The effect of this is that when SYSRET returns control to the user-mode caller, %ss will be have the privilege level bits cleared. In my case, it went from 0x2b to 0x28. This caused a crash later: when the user-mode code was preempted by an interrupt, and the interrupt handler would do an IRET, a general protection fault would occur because the %ss value being loaded from the exception frame was not valid for user mode. (At least, I think that's what happened.)
This behavior seems inconsistent with real hardware, and also appears to be wrong with respect to the Intel documentation, so I'm pretty confident in calling this a bug. :)
Note that this issue seems to have been around for a long time.

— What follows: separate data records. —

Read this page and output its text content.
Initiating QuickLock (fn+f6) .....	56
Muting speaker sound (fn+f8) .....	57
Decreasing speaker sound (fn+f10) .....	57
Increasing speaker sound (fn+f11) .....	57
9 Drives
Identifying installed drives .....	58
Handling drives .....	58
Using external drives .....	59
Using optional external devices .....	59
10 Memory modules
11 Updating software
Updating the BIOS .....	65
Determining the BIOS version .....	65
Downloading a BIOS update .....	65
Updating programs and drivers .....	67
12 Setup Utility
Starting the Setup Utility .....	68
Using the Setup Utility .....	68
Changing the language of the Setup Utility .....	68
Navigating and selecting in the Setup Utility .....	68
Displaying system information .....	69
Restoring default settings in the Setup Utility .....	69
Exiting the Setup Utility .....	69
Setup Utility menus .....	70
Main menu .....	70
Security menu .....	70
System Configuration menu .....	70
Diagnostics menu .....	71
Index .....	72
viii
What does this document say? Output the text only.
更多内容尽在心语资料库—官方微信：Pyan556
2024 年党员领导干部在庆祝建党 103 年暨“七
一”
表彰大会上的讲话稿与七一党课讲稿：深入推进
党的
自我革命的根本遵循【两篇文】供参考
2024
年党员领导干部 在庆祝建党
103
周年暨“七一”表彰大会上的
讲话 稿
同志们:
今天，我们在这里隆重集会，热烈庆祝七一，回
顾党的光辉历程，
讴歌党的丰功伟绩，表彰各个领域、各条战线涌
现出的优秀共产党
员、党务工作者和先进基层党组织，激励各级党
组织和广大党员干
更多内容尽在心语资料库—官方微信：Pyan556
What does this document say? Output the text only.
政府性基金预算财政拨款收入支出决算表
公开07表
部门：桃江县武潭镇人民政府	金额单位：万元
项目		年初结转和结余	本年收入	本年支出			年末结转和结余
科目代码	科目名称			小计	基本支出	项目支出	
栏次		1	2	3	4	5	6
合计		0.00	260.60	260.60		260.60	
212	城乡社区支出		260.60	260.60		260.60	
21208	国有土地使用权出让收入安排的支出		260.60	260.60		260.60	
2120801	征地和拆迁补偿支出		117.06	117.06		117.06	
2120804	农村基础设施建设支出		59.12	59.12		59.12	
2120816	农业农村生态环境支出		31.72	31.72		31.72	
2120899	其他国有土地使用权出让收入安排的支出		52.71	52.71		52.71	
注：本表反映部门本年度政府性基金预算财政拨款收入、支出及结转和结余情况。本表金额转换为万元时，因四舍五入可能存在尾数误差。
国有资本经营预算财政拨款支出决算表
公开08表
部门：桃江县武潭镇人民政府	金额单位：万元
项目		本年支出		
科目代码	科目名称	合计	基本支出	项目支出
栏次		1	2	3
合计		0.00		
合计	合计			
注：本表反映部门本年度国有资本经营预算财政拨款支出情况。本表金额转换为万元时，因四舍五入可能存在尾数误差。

I discovered it while using QEMU 2.2.0, but I happened to have the sources for QEMU 0.10.5, and the problem is there too (in os_helper.c). I am using FreeBSD/amd64 9.1-RELEASE as my host system, without KVM.
The fix is fairly simple. I'm attaching a patch which worked for me. Using this fix, the code that I'm testing now behaves the same on the QEMU virtual machine as on real hardware.